(Corte EDU, Quinta Sezione, sentenza 7 novembre 2024, n. 20592/21, Bakradze c. Georgia)
Maia Bakradze, ex giudice e presidente dell’associazione di magistrati Unity of Judges – nota per le sue posizioni critiche nei confronti dell’High Council of Justice (organo assimilabile a un Consiglio superiore della magistratura giudicante) soprattutto in ordine alla gestione delle procedure di reclutamento e della carriera dei giudici – partecipa a due concorsi per la selezione di magistrati a Tbilisi. In entrambi i casi la sua candidatura è respinta. Durante i colloqui, le domande che le vengono rivolte si concentrano sul suo ruolo all’interno dell’associazione e sulle opinioni critiche espresse nei confronti del sistema giudiziario, anziché sulle sue competenze professionali. A seguito di tali fatti, la giudice Bakradze propone ricorsi interni, lamentando un trattamento discriminatorio; tuttavia, tali ricorsi sono respinti per assenza di prove. Ricorre, dunque, alla Corte EDU.
Nel giudizio dinanzi alla Corte EDU, il Governo georgiano sostiene che la pubblicazione di commenti offensivi nei confronti della magistratura, o la partecipazione ad attività con obiettivi analoghi, costituisca – ai sensi della normativa nazionale – un motivo legittimo per il rifiuto della nomina a una carica giudiziaria, e che tale principio sia conforme ai requisiti di legittimità e proporzionalità previsti dalla Convenzione (punto 65 della decisione).
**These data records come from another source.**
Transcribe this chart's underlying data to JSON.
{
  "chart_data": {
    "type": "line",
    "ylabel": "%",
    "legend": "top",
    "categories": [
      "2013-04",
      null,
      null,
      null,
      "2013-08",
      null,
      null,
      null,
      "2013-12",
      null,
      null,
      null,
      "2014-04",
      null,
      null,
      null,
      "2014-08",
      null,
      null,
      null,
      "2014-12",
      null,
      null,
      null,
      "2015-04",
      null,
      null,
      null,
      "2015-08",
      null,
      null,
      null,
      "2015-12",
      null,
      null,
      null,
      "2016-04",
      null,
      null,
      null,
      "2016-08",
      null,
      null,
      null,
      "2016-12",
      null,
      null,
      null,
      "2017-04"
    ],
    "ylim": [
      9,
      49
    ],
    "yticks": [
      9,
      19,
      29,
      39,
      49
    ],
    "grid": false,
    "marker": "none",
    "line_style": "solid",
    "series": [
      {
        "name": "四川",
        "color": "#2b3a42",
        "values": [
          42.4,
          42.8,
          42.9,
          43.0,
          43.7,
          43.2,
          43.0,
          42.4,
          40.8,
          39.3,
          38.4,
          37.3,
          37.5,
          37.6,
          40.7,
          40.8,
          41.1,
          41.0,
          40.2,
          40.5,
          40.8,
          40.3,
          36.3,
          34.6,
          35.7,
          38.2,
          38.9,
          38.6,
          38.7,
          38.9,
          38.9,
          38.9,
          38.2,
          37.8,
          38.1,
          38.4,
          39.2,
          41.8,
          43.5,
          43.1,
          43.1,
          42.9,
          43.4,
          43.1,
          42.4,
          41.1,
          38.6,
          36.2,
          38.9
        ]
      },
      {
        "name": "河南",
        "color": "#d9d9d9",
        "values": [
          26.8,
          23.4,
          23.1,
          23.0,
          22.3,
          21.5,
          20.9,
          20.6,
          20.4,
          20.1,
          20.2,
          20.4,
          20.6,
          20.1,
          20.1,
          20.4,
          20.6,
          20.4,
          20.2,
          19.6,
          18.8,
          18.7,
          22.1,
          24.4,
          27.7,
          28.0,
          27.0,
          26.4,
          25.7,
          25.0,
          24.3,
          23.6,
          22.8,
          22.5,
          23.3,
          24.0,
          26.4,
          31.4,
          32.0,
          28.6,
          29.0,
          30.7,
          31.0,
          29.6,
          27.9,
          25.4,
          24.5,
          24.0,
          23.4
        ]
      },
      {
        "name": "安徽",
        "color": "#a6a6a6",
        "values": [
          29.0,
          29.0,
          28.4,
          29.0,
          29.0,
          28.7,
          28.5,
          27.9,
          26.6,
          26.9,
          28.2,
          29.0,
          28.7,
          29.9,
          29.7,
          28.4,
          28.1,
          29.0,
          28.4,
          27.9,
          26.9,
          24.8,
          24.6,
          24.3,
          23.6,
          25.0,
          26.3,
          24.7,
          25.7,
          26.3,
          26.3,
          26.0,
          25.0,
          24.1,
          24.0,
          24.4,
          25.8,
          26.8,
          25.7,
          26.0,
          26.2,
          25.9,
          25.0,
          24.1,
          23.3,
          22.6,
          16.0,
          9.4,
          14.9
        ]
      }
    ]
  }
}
La Corte EDU, tuttavia, condanna lo Stato per violazione dell’art. 14, in combinato disposto con gli articoli 10 e 11, della Convenzione. Nello specifico, la Corte ha affermato che, qualora una persona riesca a dimostrare una differenza di trattamento in prima facie, attraverso statistiche e allegazioni circostanziate, allora è onere delle autorità statali dimostrare che l’eventuale disparità sia giustificata da ragioni oggettive e ragionevoli. Invece, I giudici interni del caso di specie hanno ritenuto infondate le allegazioni della ricorrente e hanno rifiutato di invertire l’onere probatorio. La decisione è stata adottata all’unanimità, ma è presente un’opinione concorrente (per un commento alla decisione, v. E. SYCHENKO, Shifting the Burden: Bakradze v. Georgia and the ECtHR’s Approach to Prima Facie Discrimination, in International Labor Rights Case Law, 11 (2025), 53-57).